On many occasions, the courts have served as defenders of minority rights and protected minorities against the actions of the majority. This led to historic decisions that eliminated across the nation the racial segregation that existed in southern states.
Yesterday, the Supreme Court handed down a ruling that stopped this trend in its tracks. It granted the majority of voters in Michigan the power to reform the Constitution to eliminate affirmative action in university admissions. Proposition 2 eliminated the use of preferences based on race or sex in public education, contracts, and employment. The ruling only focused on education.
In her dissent, Justice Sonia Sotomayor correctly indicated the role of the federal court in protecting the rights of members of historically marginalized groups. That does not mean that minorities must be protected from a political defeat, but is also does not give majorities the right to create obstacles for minorities.

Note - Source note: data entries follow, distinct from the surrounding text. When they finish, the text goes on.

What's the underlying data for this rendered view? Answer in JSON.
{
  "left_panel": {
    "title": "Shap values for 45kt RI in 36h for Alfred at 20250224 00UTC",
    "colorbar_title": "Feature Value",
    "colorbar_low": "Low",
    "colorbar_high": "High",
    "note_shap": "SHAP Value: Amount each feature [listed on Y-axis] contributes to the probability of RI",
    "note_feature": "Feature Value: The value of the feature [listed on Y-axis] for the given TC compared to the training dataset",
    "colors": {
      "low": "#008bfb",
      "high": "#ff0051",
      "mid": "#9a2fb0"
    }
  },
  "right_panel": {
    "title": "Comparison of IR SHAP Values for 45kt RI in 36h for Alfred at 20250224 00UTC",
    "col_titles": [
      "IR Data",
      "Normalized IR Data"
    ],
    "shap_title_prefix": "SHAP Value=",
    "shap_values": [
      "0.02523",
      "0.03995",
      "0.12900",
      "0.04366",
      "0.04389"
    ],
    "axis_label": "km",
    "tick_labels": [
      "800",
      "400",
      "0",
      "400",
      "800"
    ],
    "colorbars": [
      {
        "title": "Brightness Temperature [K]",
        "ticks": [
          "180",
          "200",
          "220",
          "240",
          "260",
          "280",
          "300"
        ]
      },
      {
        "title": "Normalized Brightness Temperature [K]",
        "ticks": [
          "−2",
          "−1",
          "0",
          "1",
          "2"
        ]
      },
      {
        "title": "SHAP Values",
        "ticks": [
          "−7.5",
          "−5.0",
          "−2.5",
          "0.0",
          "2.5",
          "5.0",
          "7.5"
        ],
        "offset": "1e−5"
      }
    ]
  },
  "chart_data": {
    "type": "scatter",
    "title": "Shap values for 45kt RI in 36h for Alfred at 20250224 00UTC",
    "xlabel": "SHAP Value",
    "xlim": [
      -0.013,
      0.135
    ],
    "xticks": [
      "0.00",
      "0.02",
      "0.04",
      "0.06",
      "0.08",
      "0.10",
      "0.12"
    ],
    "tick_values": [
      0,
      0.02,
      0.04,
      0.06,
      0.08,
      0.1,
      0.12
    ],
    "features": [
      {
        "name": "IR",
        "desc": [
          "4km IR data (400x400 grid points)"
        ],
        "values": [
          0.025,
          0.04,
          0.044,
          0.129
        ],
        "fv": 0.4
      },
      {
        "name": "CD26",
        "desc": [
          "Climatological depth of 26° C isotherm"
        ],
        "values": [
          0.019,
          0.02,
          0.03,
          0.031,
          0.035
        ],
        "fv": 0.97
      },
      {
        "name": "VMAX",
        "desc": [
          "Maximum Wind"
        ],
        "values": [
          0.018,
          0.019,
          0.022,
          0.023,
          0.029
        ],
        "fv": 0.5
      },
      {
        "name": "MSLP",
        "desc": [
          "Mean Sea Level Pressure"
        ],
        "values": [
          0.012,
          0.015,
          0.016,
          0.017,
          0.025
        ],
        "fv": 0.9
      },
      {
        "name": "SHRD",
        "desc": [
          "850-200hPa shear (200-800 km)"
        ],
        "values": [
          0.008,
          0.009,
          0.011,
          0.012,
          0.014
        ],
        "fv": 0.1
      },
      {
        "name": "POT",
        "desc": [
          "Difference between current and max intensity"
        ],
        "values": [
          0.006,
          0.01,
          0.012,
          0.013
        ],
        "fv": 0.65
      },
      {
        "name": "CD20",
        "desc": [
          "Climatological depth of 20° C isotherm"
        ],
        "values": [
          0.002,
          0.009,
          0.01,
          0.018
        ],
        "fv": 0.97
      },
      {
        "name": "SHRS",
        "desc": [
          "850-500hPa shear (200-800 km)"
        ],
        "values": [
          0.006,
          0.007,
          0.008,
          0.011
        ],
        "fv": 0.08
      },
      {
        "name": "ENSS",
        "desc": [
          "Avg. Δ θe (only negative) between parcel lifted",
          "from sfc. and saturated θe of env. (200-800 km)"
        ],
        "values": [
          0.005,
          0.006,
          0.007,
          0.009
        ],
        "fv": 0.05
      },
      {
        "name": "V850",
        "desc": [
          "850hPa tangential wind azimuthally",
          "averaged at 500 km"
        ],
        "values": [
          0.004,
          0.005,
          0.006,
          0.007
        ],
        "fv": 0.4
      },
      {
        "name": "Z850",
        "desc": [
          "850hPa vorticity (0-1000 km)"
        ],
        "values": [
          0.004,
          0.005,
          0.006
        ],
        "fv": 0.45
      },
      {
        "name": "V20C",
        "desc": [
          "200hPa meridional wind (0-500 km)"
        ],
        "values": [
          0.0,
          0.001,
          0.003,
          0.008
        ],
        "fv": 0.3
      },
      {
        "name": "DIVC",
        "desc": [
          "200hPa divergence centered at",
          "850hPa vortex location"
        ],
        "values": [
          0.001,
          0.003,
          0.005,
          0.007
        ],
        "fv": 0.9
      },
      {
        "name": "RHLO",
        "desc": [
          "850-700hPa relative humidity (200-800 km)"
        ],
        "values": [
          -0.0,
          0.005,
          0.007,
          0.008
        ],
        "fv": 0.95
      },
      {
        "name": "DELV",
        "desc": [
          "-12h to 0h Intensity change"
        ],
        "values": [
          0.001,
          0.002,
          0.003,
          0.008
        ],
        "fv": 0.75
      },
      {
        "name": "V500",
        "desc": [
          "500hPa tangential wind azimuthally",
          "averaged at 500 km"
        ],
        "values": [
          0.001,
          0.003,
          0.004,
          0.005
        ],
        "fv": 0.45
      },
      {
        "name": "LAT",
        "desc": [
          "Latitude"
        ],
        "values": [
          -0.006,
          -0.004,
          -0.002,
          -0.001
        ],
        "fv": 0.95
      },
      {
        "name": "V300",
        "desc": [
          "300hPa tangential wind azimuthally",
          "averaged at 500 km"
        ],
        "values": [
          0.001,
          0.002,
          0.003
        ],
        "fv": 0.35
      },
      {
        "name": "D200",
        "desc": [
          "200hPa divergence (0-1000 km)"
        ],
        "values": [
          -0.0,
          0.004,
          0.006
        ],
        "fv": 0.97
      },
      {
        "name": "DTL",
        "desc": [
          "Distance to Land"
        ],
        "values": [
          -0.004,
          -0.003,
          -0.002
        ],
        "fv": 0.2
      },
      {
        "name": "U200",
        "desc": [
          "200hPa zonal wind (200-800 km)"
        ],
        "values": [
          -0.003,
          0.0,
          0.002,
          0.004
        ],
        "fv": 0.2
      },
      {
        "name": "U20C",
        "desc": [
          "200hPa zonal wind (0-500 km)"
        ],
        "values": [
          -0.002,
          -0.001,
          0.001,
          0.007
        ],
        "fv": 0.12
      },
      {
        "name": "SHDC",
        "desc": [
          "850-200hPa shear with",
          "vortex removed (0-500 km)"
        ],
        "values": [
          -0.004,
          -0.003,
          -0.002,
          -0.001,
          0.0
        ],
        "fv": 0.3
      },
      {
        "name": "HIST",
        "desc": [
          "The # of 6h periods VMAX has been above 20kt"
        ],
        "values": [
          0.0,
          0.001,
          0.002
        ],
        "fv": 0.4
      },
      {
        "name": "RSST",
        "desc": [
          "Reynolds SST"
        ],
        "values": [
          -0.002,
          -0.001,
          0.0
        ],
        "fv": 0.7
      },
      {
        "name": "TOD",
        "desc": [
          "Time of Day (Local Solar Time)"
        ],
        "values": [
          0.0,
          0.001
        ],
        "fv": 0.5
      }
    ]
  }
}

Yesterday’s decision does precisely that. Both in Michigan and in California, since the passage of Proposition 209, participation by Latinos and African-Americans at public universities has been drastically reduced by not allowing race to be one of the many factors considered in student selection.
No matter how badly we want to be a “color-blind” society, as the majority of the justices voting in favor of the ruling would like, this is a utopian vision that ignores both the past and the present. The goal is to create a society with opportunities to overcome obstacles, even for the poorest and most marginalized. That does not mean placing them above others.
We believe in the definition of affirmative action provided by Sotomayor in her book, My Beloved World. There she wrote that it served to “create the conditions whereby students from disadvantaged backgrounds could be brought to the starting line of a race many were unaware was even being run.”